Yep, Canadians don’t get to see the Super Bowl ads when Americans do — we have to watch them on our computers another time.
So Colby Cosh writes:
The CRTC made its decision partly because everyone agrees that the substituted advertising is always disappointing. It gave the commission the opportunity to do something populist that would reverse its own political reputation as a force-feeder of dismal CanCon, a drearifier of Canadian media.
But it also made the decision partly because a regulator loves to have documents to act upon. (…)
My first instinct, at the time, was to applaud. Give us the cool American ads, just for one day! But then I remembered how I actually watch the Super Bowl every year: at a bachelor friend’s annual party for football fans. We get together to make friendly wagers (fine, they’re unfriendly and vicious), eat pizza at halftime, and make cutting remarks about Bill Belichick or Eli Manning. There is beer and there are snacks.
What there aren’t is… er, what there isn’t are… what I mean to say is that there’s nobody around who has no use for football. No one is present just because they live in that house with the host, and no one is just tagging along. This means that, for us eccentrics who think of the Super Bowl primarily as a football game, the commercials serve their traditional televisory function of giving the viewer a break.

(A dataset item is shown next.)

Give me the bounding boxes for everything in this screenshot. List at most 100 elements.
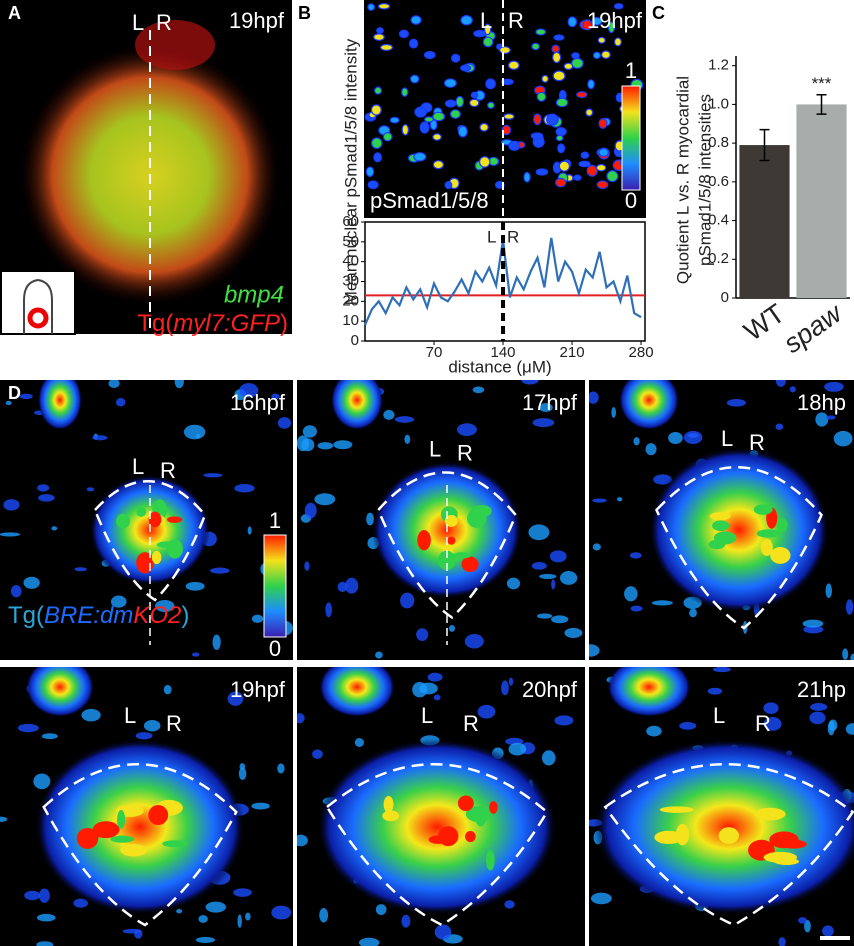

The American ads are fun, but if you ever want to have a pee, or reload your beer, or make a particularly trenchant and complex observation about Tom Brady’s stupid hairdo without shouting, you are bound to do it during the commercial break. (…)
The easiest way for a viewer at a football-centric party to take in the American ads is to do what Bell Media has been urging: go watch them on YouTube all at once after the game. But in an ordinary household, the game really isn’t just about the game, or mostly about it. The ads give non-NFL fans a way to hang out and enjoy the broadcast. They allow for the existence of Super Bowl parties that aren’t clubby male-bonding exercises for degenerate gamblers and Fathead collectors. They let couples in which there is only one football fan share the biggest TV event of the year. I don’t want to say “they let the missus enjoy the show and have some of that awesome seven-layer dip, which, by the way, she probably made”, but in some homes that is probably how it works.
All of this is to say that the CRTC had a strong logical basis, or at least a pretext, for doing what it wanted to about the Super Bowl simsubs. It’s a culture regulator: it decided to treat the Super Bowl broadcast as culturally different from any other. It seems almost inarguable that it is. The success of the NFL has turned its defining event into a movable feast, a part of the shared civil religion of the continent. (…)
The mystery is why no Canadian companies ever spent much effort to make clever or artistically ambitious Canadian ads specifically for Super Bowl simsubbing purposes. Why does this controversy exist? Why didn’t we have better Super Bowl ads of our own in the first place? Is there a better answer than “unflagging Canadian devotion to mediocrity”?